But the girls had to have their lessons, and so the next morning they arrived in the nursery, trailing the countess by one step each. Sophie had been working at her lessons for an hour already, and she looked up from her arithmetic with great interest. She didn’t smile at the girls this time. Somehow it seemed best not to.
“Miss Timmons,” the countess said.
Miss Timmons bobbed a curtsy, murmuring, “My lady.”
“The earl tells me you will teach my daughters.”
“I will do my best, my lady.”
The countess motioned to the older girl, the one with golden hair and cornflower eyes. She looked, Sophie thought, as pretty as the porcelain doll the earl had sent up from London for her seventh birthday.
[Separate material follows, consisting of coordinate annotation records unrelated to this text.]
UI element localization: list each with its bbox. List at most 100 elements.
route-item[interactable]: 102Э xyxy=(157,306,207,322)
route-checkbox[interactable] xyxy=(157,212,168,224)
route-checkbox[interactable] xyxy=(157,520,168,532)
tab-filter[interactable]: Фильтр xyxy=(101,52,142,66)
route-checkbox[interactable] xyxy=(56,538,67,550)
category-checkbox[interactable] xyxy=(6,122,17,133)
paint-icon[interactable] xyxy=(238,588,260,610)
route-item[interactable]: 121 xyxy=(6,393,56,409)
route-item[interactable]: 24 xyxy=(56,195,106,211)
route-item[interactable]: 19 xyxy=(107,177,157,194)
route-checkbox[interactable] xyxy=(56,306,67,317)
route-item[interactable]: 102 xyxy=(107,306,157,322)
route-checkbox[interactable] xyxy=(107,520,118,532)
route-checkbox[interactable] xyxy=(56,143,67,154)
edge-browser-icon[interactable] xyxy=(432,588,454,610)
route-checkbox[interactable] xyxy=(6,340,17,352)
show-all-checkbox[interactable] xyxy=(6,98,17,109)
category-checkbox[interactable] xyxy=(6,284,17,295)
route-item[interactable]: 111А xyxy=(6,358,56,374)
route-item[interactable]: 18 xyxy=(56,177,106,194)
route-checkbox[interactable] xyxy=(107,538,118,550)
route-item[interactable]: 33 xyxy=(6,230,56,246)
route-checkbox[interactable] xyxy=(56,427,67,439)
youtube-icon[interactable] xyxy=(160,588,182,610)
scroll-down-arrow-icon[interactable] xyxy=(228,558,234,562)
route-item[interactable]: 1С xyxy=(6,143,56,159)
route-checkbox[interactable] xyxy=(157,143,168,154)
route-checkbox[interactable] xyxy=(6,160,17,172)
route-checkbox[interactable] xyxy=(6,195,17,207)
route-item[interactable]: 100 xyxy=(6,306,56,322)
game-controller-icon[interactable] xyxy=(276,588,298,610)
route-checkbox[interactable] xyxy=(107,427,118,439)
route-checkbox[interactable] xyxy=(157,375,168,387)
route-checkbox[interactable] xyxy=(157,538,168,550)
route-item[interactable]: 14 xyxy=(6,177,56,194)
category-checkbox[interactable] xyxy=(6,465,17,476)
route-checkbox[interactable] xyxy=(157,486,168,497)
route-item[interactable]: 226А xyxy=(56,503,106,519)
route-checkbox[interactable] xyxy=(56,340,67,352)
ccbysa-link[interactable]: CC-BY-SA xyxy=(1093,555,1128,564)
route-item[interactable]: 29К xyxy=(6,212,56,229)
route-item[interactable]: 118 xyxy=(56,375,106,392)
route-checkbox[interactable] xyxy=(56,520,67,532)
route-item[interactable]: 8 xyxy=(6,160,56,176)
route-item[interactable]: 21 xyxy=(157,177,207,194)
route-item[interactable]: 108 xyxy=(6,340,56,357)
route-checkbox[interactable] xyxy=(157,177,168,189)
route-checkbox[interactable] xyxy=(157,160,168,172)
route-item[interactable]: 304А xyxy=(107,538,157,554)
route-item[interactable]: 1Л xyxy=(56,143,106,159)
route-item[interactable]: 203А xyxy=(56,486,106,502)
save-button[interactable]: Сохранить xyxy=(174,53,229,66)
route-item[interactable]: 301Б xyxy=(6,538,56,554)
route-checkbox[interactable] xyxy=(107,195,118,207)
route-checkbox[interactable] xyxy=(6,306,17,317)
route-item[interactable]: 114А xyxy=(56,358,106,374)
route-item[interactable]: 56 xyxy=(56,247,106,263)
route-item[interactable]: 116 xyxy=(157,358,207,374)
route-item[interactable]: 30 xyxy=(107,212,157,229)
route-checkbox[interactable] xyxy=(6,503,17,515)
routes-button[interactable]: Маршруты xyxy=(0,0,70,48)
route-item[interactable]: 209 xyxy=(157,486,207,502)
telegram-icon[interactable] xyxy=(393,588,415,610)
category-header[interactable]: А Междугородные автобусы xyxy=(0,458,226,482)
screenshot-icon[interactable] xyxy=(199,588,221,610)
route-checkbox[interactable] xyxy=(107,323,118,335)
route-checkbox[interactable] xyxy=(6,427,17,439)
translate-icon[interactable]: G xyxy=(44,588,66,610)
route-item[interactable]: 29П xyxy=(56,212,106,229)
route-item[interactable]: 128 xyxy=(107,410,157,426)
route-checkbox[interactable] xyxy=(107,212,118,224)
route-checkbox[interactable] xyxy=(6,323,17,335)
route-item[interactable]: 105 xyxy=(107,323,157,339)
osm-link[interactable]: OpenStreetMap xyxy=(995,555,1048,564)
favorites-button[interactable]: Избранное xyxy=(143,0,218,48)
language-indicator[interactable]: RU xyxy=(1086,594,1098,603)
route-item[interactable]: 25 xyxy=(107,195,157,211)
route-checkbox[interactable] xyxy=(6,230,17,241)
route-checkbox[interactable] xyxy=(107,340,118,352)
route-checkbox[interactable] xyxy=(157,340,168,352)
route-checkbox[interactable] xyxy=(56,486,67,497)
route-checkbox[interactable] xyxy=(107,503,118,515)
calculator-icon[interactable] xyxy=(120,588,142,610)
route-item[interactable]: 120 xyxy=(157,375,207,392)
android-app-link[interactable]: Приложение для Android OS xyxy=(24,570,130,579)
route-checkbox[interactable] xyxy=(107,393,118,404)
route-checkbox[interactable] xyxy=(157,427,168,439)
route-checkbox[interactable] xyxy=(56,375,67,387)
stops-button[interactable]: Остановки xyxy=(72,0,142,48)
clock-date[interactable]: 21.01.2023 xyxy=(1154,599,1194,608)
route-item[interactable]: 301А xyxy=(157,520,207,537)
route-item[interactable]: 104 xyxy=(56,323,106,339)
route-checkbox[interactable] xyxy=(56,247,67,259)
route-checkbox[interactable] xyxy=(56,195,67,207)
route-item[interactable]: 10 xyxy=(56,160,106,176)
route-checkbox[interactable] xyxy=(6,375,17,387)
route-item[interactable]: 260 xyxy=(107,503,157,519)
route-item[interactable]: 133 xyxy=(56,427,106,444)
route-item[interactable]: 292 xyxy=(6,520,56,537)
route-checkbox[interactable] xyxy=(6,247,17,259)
“This,” the countess said, “is Rosamund. She is eleven. And this”—she then motioned to the other girl, who had not taken her eyes off of her shoes—”is Posy. She is ten.”
Sophie looked at Posy with great interest. Unlike her mother and sister, her hair and eyes were quite dark, and her cheeks were a bit pudgy.
“Sophie is also ten,” Miss Timmons replied.
The countess’s lips thinned. “I would like you to show the girls around the house and garden.”
Miss Timmons nodded. “Very well. Sophie, put your slate down. We can return to arithmetic—”
“Just my girls,” the countess interrupted, her voice somehow hot and cold at the same time. “I will speak with Sophie alone.”
Sophie gulped and tried to bring her eyes to the countess’s, but she only made it as far as her chin. As Miss Timmons ushered Rosamund and Posy out of the room she stood up, awaiting further direction from her father’s new wife.
“I know who you are,” the countess said the moment the door clicked shut.
“M-my lady?”
“You’re his bastard, and don’t try to deny it.”
Sophie said nothing. It was the truth, of course, but no one had ever said it aloud. At least not to her face.
The countess grabbed her chin and squeezed and pulled until Sophie was forced to look her in the eye. “You listen to me,” she said in a menacing voice. “You might live here at Penwood Park, and you might share lessons with my daughters, but you are nothing but a bastard, and that is all you will ever be. Don’t you ever, ever make the mistake of thinking you are as good as the rest of us.”
Sophie let out a little moan. The countess’s fingernails were biting into the underside of her chin.
“My husband,” the countess continued, “feels some sort of misguided duty to you. It’s admirable of him to see to his mistakes, but it is an insult to me to have you in my home—fed, clothed, and educated as if you were his real daughter.”
But she was his real daughter. And it had been her home much longer than the countess’s.
Abruptly, the countess let go of her chin. “I don’t want to see you,” she hissed. “You are never to speak to me, and you shall endeavor never to be in my company. Furthermore, you are not to speak to Rosamund and Posy except during lessons. They are the daughters of the house now, and should not have to associate with the likes of you. Do you have any questions?”
Sophie shook her head.
“Good.”
And with that, she swept out of the room, leaving Sophie with wobbly legs and a quivering lip.
And an awful lot of tears.
* * *
In time, Sophie learned a bit more about her precarious position in the house. The servants always knew everything, and it all reached Sophie’s ears eventually.
The countess, whose given name was Araminta, had insisted that very first day that Sophie be removed from the house. The earl had refused. Araminta didn’t have to love Sophie, he’d said coolly. She didn’t even have to like her. But she had to put up with her. He had owned up to his responsibility to the girl for seven years, and he wasn’t going to stop now.
Rosamund and Posy took their cues from Araminta and treated Sophie with hostility and disdain, although Posy’s heart clearly wasn’t into torture and cruelty in the way Rosamund’s was. Rosamund liked nothing better than to pinch and twist the skin on the back of Sophie’s hand when Miss Timmons wasn’t looking. Sophie never said anything; she rather doubted that Miss Timmons would have the courage to reprimand Rosamund (who would surely run to Araminta with a false tale), and if anyone noticed that Sophie’s hands were perpetually black-and-blue, no one ever said so.
Posy showed her the occasional kindness, although more often than not she just sighed, and said, “My mummy says I’m not to be nice to you.”
As for the earl, he never intervened.
Sophie’s life continued in this vein for four years, until the earl surprised everyone by clutching his hand to his chest while taking tea in the rose garden, letting out one ragged gasp, and falling facefirst to the stone cobbles.
He never regained consciousness.
Everyone was quite shocked. The earl was only forty years old. Who could have known that his heart would give out at such a young age? No one was more stunned than Araminta, who had been trying quite desperately since her wedding night to conceive the all-important heir.
“I might be with child!” she hastened to tell the earl’s solicitors. “You can’t give the title over to some distant cousin. I could very well be with child.”
But she wasn’t with child, and when the earl’s will was read one month later (the solicitors had wanted to be sure to give the countess enough time to know for sure if she was pregnant) Araminta was forced to sit next to the new earl, a rather dissolute young man who was more often drunk than not.